I don't want to talk about this from the command to pray for one's enemies. I want to approach it from the blessing that Jesus pronounces upon the "peacemakers" (e.g., Matt. 5:9). There are, and always have been, Christians who are opposed to war simply because Jesus said, "Blessed are the peacemakers, for they shall be called sons of God." There are at least three problems with this view. The first, which I won't deal with here, is that it imtimates a works-oriented salvation. As a Calvinist, I reject the assertion, even the tacit assertion, that we do something (even "peace-making") to earn the right to be called sons of God. That right is a free gift (see John 1:12). The second problem is that it just doesn't square with Scripture. It defines "peace" as nothing more than the absence of war. And it ignores the fact that the Prince of Peace is the Son of a God of war. The third problem is that it just doesn't square with the rest of Scripture.
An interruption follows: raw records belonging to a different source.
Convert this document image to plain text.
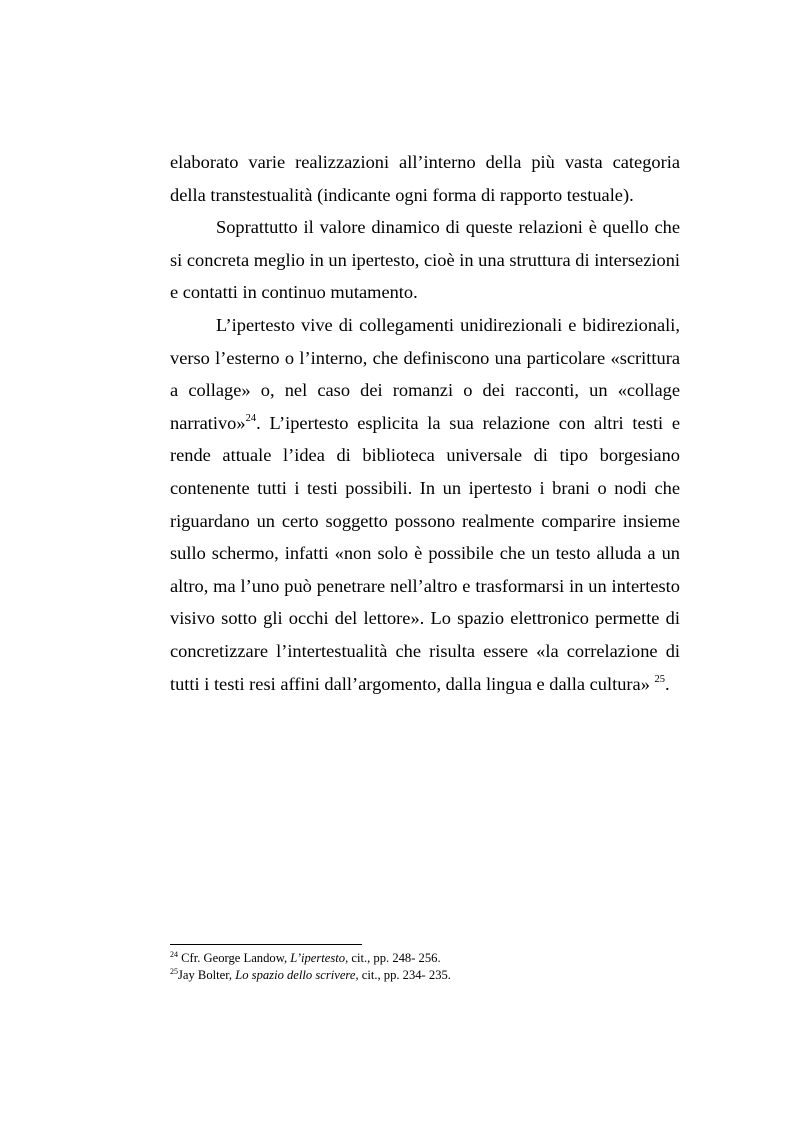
elaborato varie realizzazioni all’interno della più vasta categoria della transtestualità (indicante ogni forma di rapporto testuale).

Soprattutto il valore dinamico di queste relazioni è quello che si concreta meglio in un ipertesto, cioè in una struttura di intersezioni e contatti in continuo mutamento.

L’ipertesto vive di collegamenti unidirezionali e bidirezionali, verso l’esterno o l’interno, che definiscono una particolare «scrittura a collage» o, nel caso dei romanzi o dei racconti, un «collage narrativo»$^{24}$. L’ipertesto esplicita la sua relazione con altri testi e rende attuale l’idea di biblioteca universale di tipo borgesiano contenente tutti i testi possibili. In un ipertesto i brani o nodi che riguardano un certo soggetto possono realmente comparire insieme sullo schermo, infatti «non solo è possibile che un testo alluda a un altro, ma l’uno può penetrare nell’altro e trasformarsi in un intertesto visivo sotto gli occhi del lettore». Lo spazio elettronico permette di concretizzare l’intertestualità che risulta essere «la correlazione di tutti i testi resi affini dall’argomento, dalla lingua e dalla cultura» $^{25}$.

$^{24}$ Cfr. George Landow, L’ipertesto, cit., pp. 248- 256.

$^{25}$Jay Bolter, Lo spazio dello scrivere, cit., pp. 234- 235.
First, let's deal with the idea that "peace" is nothing more than the absence of war. The usage of the word, shalom renders it impossible to believe that shalom is merely the absence of war. Since I have discussed this before, I will just quote myselfhere
On this view, Jesus, in giving us a duty to be peace-makers, is giving us a duty to do no more than to be absence-of-armed-conflict-makers. But 'peace' in Scripture is not just the absence of war. Jesus, a Jew, was talking about shalom-making. As it is used in the Tanak, or Old Testament, 'shalom' is a word that admits of a great many meanings, perhaps the least of which is merely the absence of armed conflict. When Joseph, in Egypt, saw his brothers again--but before he revealed himself to them--he inquired after "their welfare, and said, 'Is your father well, the old man of whom ye spake? Is he yet alive?'" (Genesis 42.27) In this passage both the English words 'welfare' and 'well' serve to translate the Hebrew word 'shalom'. In his commentary on this passage in Matthew, Hendricksen says that this peace is the peace of God's salvation (cf I Corinthians 1.18). Peace-makers are those "who, having themselves received reconciliation with God through the cross, now strive by their message and their conduct to be instrumental in imparting this same gift [i.e., not absence of armed conflict] to others." Look in Scripture and see who are called sons of God; it is those who have put their trust in Him and in His Anointed One. Other wise, everyone who ever signed a peace treaty ending a war, is a shalom-maker and, thus, a son of God. No only that, but on the Sojourners' view, Jesus himself is not a peace-maker, for he says he says he has not come to bring peace [i.e., now we are talking about armed conflict] but a sword. Read it for yourself:

Think not that I am come to send peace on earth: I came not to send peace, but a
sword. For I am come to set a man at variance against his father, and the
daughter against her mother, and the daughter in law against her mother in law.
And a man?s foes shall be they of his own household (Matthew 10.34-36).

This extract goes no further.